Mamat B Sasmita dan Kecintaan pada Bahasa Ibu
Pada saat buku berbahan kertas mulai digantikan "buku digital", Mamat B Sasmita (54) justru membuka perpustakaan. Upaya itu semakin tak populer mengingat buku-buku koleksinya banyak yang berupa buku-buku kuno, berbahasa Sunda pula.
Ia terpanggil untuk membagikan pengetahuan tentang kesundaan karena ada kecenderungan penurunan penggunaan bahasa Sunda oleh kalangan generasi muda kota-kota besar di Jawa Barat. Pada Februari 2004, lelaki kelahiran Tasikmalaya 15 Mei 1951 itu membuka rumah baca di kediamannya di Jalan Margawangi VII Nomor 5, Bandung, Jawa Barat.
Di halaman rumahnya terpampang sebuah papan bertuliskan "Rumah Baca Buku Sunda Jeung Sajabana" (Rumah Baca Buku Sunda dan Sebagainya), seakan menyambut siapa pun yang datang. Sasmita berkisah, sesuai dengan konsep rumah baca, awalnya pengunjung hanya boleh membaca di tempat. Rupanya, metode itu kurang disukai peminjam. Akhirnya, ia pun mengizinkan buku-bukunya dibawa pulang.
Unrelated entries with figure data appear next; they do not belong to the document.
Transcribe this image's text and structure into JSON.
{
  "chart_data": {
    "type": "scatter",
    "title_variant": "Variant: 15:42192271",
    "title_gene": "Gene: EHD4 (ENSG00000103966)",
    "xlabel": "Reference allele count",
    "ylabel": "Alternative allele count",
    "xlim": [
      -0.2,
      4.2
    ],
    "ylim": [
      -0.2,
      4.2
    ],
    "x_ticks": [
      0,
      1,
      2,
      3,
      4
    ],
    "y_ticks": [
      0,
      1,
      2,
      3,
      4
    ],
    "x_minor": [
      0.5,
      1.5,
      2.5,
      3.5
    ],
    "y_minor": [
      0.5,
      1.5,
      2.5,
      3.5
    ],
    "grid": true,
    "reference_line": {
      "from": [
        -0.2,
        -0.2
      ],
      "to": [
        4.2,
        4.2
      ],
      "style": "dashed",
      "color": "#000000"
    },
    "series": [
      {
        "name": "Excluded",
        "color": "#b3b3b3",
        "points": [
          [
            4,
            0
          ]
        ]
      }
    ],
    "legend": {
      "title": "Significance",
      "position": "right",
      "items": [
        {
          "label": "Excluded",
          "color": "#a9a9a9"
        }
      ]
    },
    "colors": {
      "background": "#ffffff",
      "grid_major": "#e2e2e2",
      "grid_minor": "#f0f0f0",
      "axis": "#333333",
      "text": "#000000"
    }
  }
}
Saat ini terdapat sekitar 1.000 buku yang menghuni rak-rak di dinding rumahnya. Sasmita mengatakan, lebih kurang 500 buku ditulis dalam bahasa Sunda, sedangkan buku-buku lainnya berbahasa Indonesia, Inggris, Belanda, dan Jerman.
Dari 500-an buku berbahasa non-Sunda itu, sekitar 200-an buku bercerita tentang Sunda. Ia mencontohkan buku berjudul Priangan de Preanger Regentscappen order het Nederlandsch Bestuur tot 1811 yang berbahasa Belanda. Buku terbitan tahun 1911 itu bercerita tentang perjalanan seorang Belanda di Tanah Priangan pada abad ke-18. Oleh karena keragaman bahasa dan tema itulah, kata jeung sajabana ditambahkan di belakang nama Rumah Baca Buku Sunda.
Dalam bahasa Sunda, kata itu berarti "dan sebagainya". Selain buku-buku sejarah dan cerita (fiksi), Sasmita juga mengoleksi kamus-kamus kuno yang berisi terjemahan bahasa Sunda ke berbagai bahasa. Salah satu kamus yang dimilikinya adalah kamus Sunda-Inggris yang terbit tahun 1912.
Mengumpulkan buku
Buku-buku kuno dan langka itu tidak turun dari langit. Sejak masih di bangku sekolah menengah, Sasmita mulai senang berburu buku. Khusus buku kuno dan langka, obyek pencarian adalah pasar-pasar buku loak. Kalau carinya di toko-toko buku baru ya sulit ketemu", ujar suami Siti Syalsiah (48) ini.
Tempat berburu buku yang paling sering ia datangi adalah Pasar Palasari, Bandung. Di pasar buku itu Sasmita punya kontak khusus yang akan menghubunginya jika ada buku-buku kuno. Namun, ayah dari Rachmah Firstriani (8) itu tidak berburu buku di Bandung saja. "Ketika ke Jakarta tempo hari, saya cari buku di Taman Ismail Marzuki dan Pasar Senen"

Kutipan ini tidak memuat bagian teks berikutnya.